In this paper, a multiscale content-based video decomposition scheme is presented for efficient non-linear (nonsequential) organization of the video visual content. In particular, each video file is analyzed in a multiscale structure of different "content resolution levels", creating a hierarchy from the lowest (coarse) to the highest (fine) resolution. The scheme resembles the progressive transmission of still images, where instead of transmitting the image sequentially at a full resolution, by scanning it line by line, a lower image resolution is first delivered and then, the image quality gradually enhances so that the user is able at any time to see a preview of the image content.

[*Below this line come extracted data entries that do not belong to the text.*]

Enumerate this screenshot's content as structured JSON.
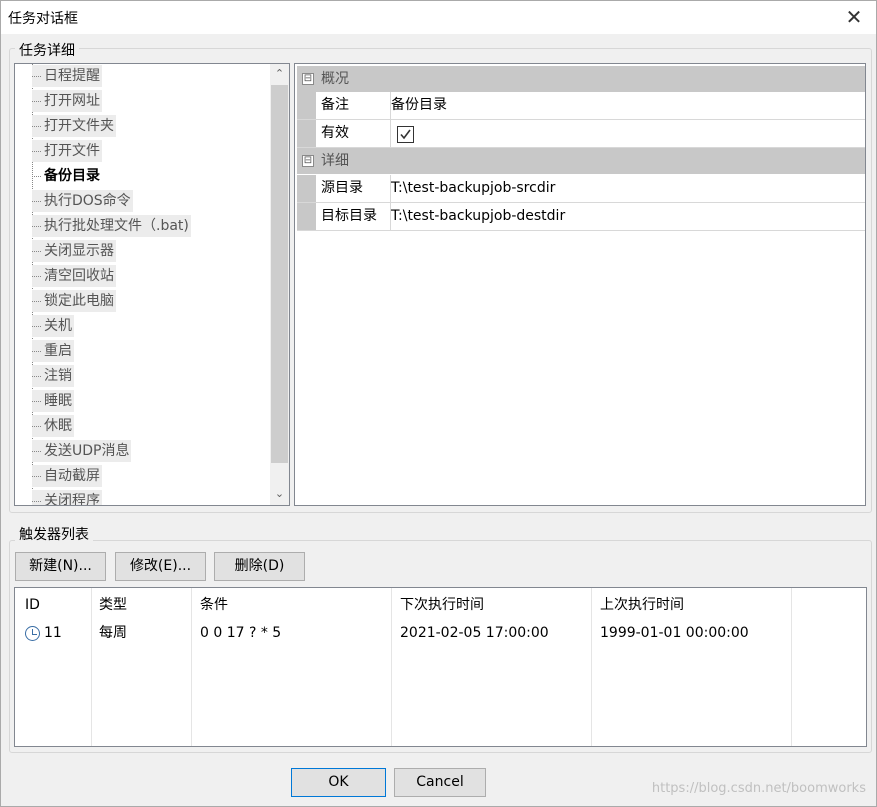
{
  "window": {
    "title": "任务对话框",
    "close_glyph": "✕"
  },
  "task_details": {
    "group_label": "任务详细",
    "task_types": [
      "日程提醒",
      "打开网址",
      "打开文件夹",
      "打开文件",
      "备份目录",
      "执行DOS命令",
      "执行批处理文件（.bat)",
      "关闭显示器",
      "清空回收站",
      "锁定此电脑",
      "关机",
      "重启",
      "注销",
      "睡眠",
      "休眠",
      "发送UDP消息",
      "自动截屏",
      "关闭程序"
    ],
    "selected_type": "备份目录",
    "scroll_up_glyph": "⌃",
    "scroll_down_glyph": "⌄"
  },
  "properties": {
    "category1": {
      "toggle": "⊟",
      "label": "概况"
    },
    "note": {
      "name": "备注",
      "value": "备份目录"
    },
    "enabled": {
      "name": "有效",
      "checked": true,
      "check_glyph": "✓"
    },
    "category2": {
      "toggle": "⊟",
      "label": "详细"
    },
    "source_dir": {
      "name": "源目录",
      "value": "T:\\test-backupjob-srcdir"
    },
    "target_dir": {
      "name": "目标目录",
      "value": "T:\\test-backupjob-destdir"
    }
  },
  "triggers": {
    "group_label": "触发器列表",
    "new_label": "新建(N)...",
    "edit_label": "修改(E)...",
    "delete_label": "删除(D)",
    "columns": [
      "ID",
      "类型",
      "条件",
      "下次执行时间",
      "上次执行时间"
    ],
    "rows": [
      {
        "icon": "clock-icon",
        "id": "11",
        "type": "每周",
        "condition": "0 0 17 ? * 5",
        "next_run": "2021-02-05 17:00:00",
        "last_run": "1999-01-01 00:00:00"
      }
    ]
  },
  "footer": {
    "ok_label": "OK",
    "cancel_label": "Cancel",
    "watermark": "https://blog.csdn.net/boomworks"
  }
}
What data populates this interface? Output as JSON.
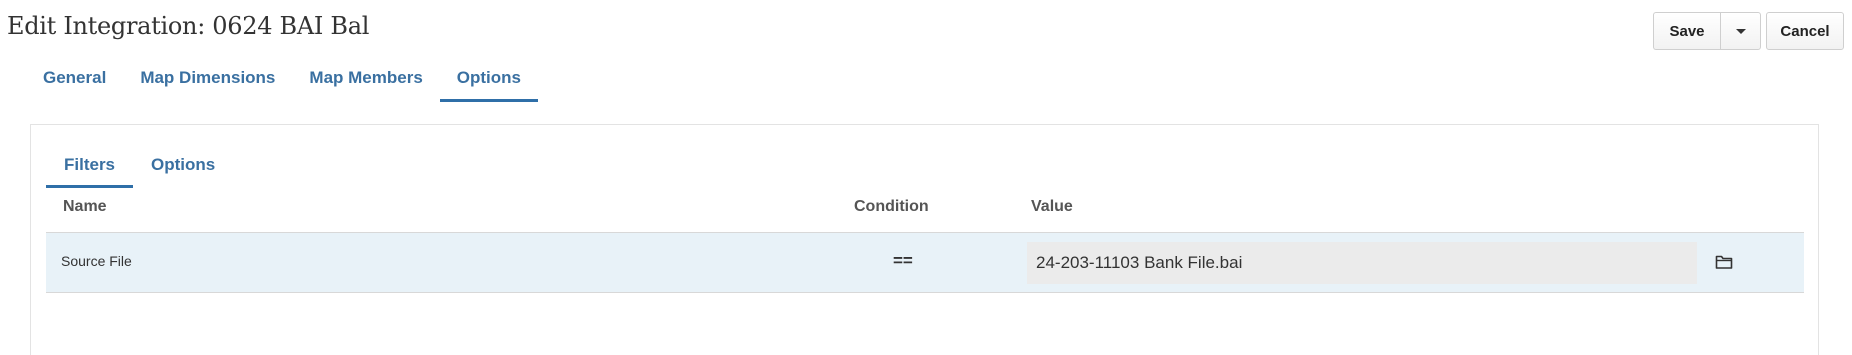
{
  "page": {
    "title": "Edit Integration: 0624 BAI Bal"
  },
  "actions": {
    "save_label": "Save",
    "cancel_label": "Cancel"
  },
  "main_tabs": [
    {
      "label": "General"
    },
    {
      "label": "Map Dimensions"
    },
    {
      "label": "Map Members"
    },
    {
      "label": "Options",
      "active": true
    }
  ],
  "sub_tabs": [
    {
      "label": "Filters",
      "active": true
    },
    {
      "label": "Options"
    }
  ],
  "grid": {
    "columns": {
      "name": "Name",
      "condition": "Condition",
      "value": "Value"
    },
    "rows": [
      {
        "name": "Source File",
        "condition": "==",
        "value": "24-203-11103 Bank File.bai"
      }
    ]
  },
  "icons": {
    "dropdown": "caret-down-icon",
    "browse": "folder-icon"
  },
  "colors": {
    "link_blue": "#3a70a1",
    "tab_underline": "#2f6fa8",
    "row_highlight": "#e8f2f8"
  }
}
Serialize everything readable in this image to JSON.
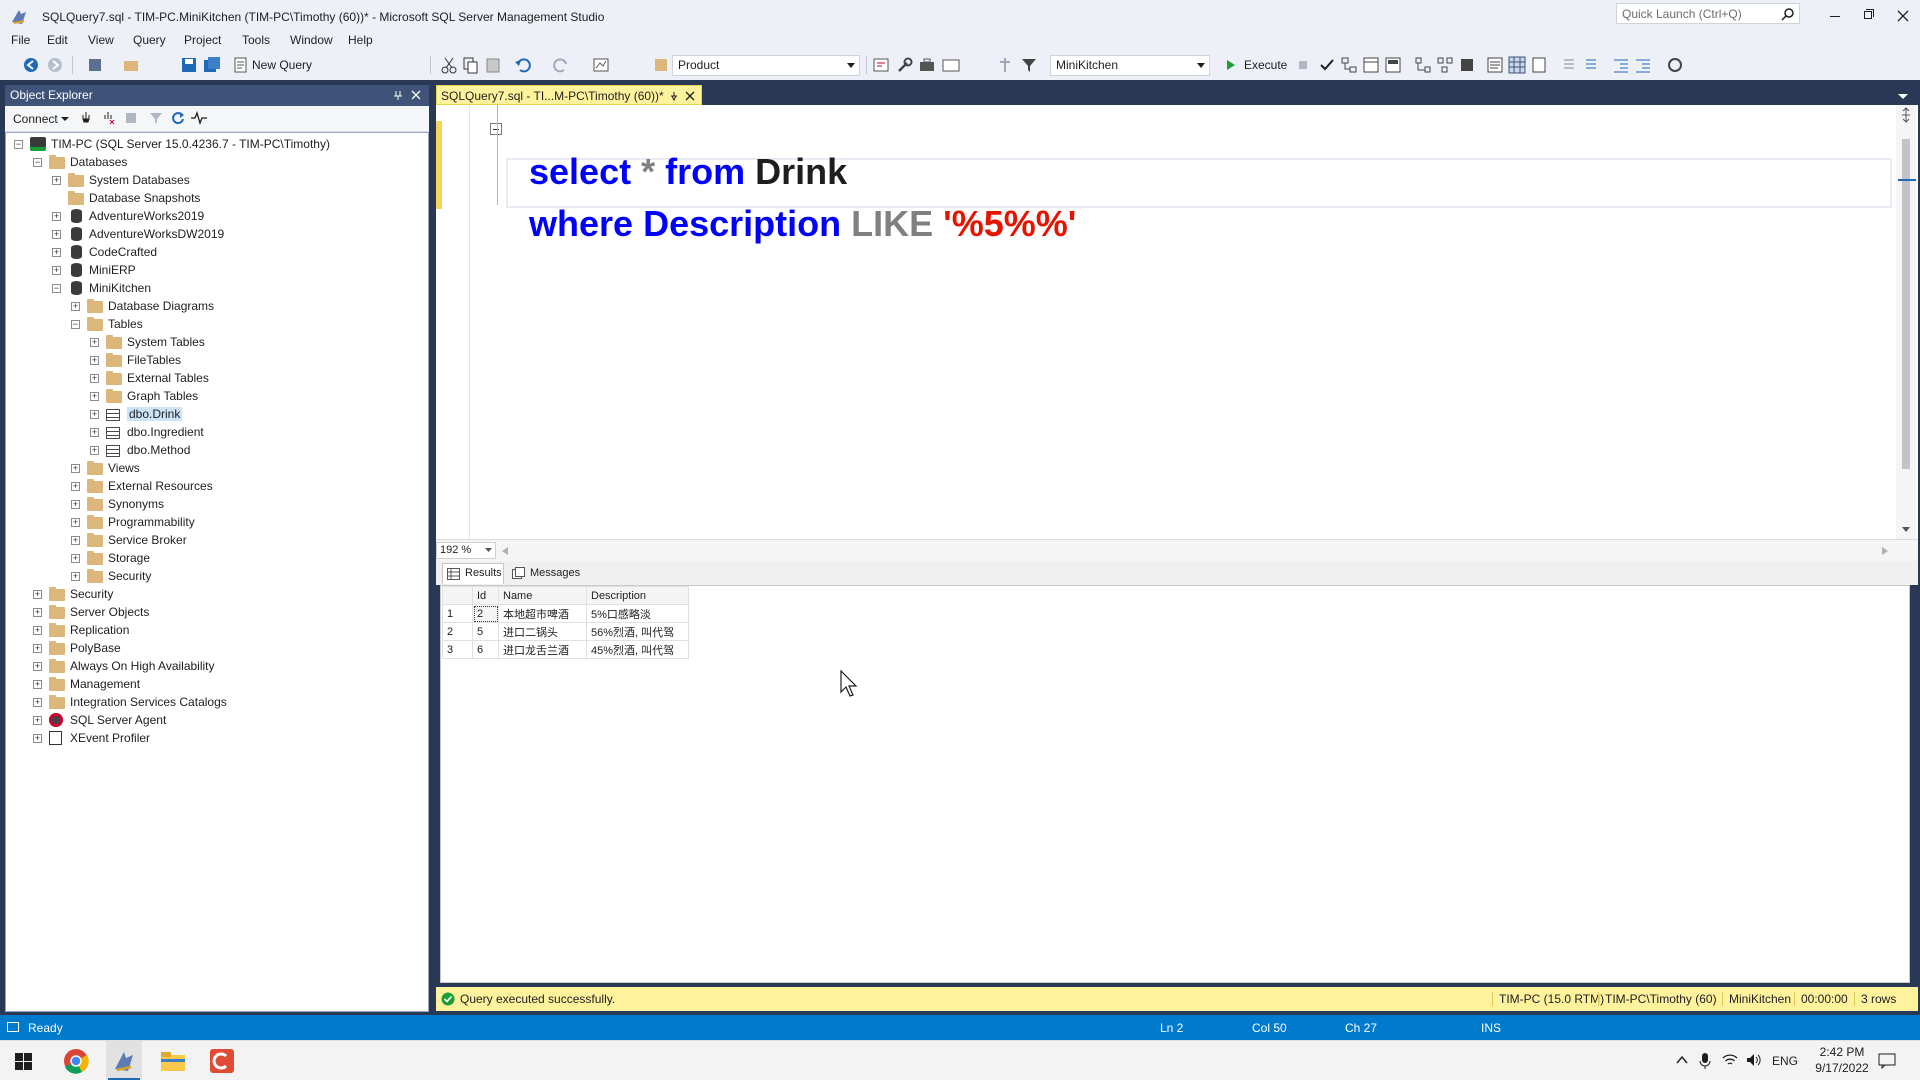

The proposed video decomposition is represented as a graph structure, each level of which corresponds to a particular content resolution, while the graph-nodes the respective regions that the content is analyzed at this level. Transitions among nodes of the same level are also permitted. The number of nodes at a given level expresses the degree of detail that the content at this level is analyzed. This number is estimated by minimizing the average transmitted information, required for localizing a video segment of interest and also takes into account the content complexity.Quality criteria are introduced to evaluate the efficiency of the proposed scheme. The efficiency of the organization is maximized if multiscale content decomposition is performed using content representatives and constructing content classes. Content representatives are estimated in our approach as the ones of the maximum dissimilarity, expressed by a distance metric. The optimization is conducted by incorporating a stochastic algorithm of logarithmically reduced searching area (stochastic logarithmic). Experimental results on real-life video sequences show that the proposed multiscale video organization enables users to detect content of interest much faster, compared to the conventional sequential video scanning or other video decomposition/summarization methods, resulting in a better organization efficiency as measured by the quality criteria.